The next four nights got better and better, with fewer wakings and less time awake crying. The fifth night, he slept from 5:55 until 1:45. I breastfed him, burped him, and he was asleep before his head touched the mattress. He slept until 7:00 the next morning. I thought I’d died and gone to heaven.
Currently? Sleep at our house isn’t perfect. NDB is teething on his eighth tooth (a bottom incisor) so he’s waking up three times a night. I’m giving him Motrin when he wakes, because NDD is skeptical of the ingredients in some of the homeopathic teething tablets available, but he obviously needs something for the pain he’s in. I’m not desperate, though. I have found that I need to go lay down around 9:00 – I can’t always fall asleep then, but I can start winding down, quieting my mind, and it does help me feel rested later. Once we get through this patch, I’m hopeful that NDB will drop that extra waking on his own (and I can go back to a more “grownup” bedtime!) but if he doesn’t, I have another tool in my belt.

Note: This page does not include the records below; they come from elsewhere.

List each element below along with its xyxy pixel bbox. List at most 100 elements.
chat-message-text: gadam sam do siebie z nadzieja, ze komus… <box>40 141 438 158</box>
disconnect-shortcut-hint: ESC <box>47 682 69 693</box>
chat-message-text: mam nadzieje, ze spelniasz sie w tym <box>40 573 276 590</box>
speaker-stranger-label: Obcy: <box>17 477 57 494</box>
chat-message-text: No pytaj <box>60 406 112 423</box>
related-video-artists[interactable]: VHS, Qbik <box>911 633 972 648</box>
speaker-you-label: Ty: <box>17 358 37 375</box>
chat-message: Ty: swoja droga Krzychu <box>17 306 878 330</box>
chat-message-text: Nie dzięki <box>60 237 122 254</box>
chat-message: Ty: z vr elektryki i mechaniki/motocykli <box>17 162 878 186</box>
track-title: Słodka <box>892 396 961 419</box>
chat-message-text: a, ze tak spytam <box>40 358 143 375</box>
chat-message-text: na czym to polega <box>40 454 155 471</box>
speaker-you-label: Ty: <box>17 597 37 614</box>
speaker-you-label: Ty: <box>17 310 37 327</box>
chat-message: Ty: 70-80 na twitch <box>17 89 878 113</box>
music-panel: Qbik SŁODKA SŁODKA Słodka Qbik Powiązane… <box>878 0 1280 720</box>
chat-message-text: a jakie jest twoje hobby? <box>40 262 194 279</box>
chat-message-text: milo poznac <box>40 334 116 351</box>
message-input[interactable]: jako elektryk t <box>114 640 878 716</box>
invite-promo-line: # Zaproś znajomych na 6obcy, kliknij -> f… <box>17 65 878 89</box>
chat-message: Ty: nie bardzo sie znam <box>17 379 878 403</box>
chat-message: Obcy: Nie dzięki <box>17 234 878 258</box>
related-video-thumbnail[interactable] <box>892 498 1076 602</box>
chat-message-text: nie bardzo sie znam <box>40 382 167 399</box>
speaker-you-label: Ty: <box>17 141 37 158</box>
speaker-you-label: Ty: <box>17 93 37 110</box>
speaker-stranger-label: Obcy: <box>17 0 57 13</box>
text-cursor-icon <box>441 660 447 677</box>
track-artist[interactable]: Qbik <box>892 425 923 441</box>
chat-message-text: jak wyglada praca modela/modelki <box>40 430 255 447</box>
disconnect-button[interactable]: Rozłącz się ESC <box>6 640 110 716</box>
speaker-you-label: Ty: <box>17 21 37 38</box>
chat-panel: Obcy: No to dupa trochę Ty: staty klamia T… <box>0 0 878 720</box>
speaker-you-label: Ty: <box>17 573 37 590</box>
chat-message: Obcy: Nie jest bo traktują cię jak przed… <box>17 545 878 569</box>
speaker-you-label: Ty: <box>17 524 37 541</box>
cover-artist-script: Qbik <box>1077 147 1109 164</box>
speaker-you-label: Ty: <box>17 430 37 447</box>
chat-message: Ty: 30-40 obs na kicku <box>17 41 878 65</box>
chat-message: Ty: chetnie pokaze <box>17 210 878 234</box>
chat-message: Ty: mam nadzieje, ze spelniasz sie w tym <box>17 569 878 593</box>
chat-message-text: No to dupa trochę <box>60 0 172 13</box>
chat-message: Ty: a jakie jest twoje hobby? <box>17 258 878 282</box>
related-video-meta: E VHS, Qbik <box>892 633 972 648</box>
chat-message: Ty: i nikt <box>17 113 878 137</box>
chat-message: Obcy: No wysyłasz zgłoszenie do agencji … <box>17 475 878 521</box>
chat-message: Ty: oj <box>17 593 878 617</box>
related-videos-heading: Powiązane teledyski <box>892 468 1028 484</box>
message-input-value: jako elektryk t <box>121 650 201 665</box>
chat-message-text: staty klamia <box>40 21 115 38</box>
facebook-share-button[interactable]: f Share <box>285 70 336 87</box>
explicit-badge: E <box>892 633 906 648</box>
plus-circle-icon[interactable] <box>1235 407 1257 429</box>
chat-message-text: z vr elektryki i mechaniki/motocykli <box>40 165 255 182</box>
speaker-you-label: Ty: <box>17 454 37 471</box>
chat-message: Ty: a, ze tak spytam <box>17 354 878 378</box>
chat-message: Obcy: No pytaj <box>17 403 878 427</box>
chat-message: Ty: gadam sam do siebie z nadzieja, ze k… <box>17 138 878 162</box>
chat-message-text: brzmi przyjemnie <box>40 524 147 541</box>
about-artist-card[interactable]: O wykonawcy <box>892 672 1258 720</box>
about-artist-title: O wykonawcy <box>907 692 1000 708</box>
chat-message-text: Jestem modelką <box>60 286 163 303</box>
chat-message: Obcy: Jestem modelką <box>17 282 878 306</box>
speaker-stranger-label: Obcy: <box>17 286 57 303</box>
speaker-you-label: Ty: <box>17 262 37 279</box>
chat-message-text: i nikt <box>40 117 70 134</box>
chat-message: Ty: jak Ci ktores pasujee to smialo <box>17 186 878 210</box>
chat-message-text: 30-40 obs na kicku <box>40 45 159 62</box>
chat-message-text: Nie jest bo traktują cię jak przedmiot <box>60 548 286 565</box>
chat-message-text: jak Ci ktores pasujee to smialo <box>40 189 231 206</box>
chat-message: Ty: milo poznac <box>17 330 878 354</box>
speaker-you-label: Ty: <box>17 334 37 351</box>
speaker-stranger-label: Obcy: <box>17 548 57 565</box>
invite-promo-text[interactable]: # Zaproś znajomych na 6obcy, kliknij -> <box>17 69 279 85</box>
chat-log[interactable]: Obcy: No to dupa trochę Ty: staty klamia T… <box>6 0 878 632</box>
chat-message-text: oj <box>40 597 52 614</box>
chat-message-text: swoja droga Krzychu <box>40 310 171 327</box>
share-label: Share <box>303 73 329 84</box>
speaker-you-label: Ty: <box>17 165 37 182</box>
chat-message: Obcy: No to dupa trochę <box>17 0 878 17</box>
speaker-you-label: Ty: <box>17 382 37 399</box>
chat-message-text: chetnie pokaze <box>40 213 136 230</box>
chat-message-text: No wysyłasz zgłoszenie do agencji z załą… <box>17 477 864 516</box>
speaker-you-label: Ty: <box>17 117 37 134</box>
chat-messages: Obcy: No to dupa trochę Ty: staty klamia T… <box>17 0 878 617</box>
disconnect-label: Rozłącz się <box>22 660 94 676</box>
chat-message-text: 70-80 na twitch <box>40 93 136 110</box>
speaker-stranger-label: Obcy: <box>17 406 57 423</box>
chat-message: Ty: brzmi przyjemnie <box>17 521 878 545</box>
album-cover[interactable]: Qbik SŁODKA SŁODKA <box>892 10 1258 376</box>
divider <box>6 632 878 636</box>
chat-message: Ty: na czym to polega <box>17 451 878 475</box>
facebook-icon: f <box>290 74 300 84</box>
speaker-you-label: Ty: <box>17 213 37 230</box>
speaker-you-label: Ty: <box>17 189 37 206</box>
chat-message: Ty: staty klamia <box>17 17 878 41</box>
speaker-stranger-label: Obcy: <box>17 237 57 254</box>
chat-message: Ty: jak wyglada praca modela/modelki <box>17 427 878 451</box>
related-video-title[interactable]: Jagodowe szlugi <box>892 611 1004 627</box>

Crying it out didn’t destroy him, or threaten our bond or create a clingy, upset baby. For us, it was an appropriate choice at this stage of his growth and development. I could never have done it with a younger baby (and I think it would be equally as difficult with an older baby, because if NDB were verbal and calling out “Mama!” it probably would have broken my heart and weakened my resolve).
As it is, I’m very happy with our journey to the Land of Nod. We’ve lived a little in all the camps: total cosleeping, partial cosleeping, independent crib sleeping, nursing on demand, gentle partial nightweaning, and CIO. There are advantages to every choice, and each one has suited us for a stage and a time.
I think the one thing I am learning every day is that parenthood is about flexibility and openness. Not just with your thoughts about where and when and how a baby sleeps, either. The easy thing to do, would be choosing one methodology, one idea, one truism, and sticking to it whether it is working or not. Remembering that I don’t know everything, and asking questions and looking for new options when things aren’t working, is humbling, but it is vital.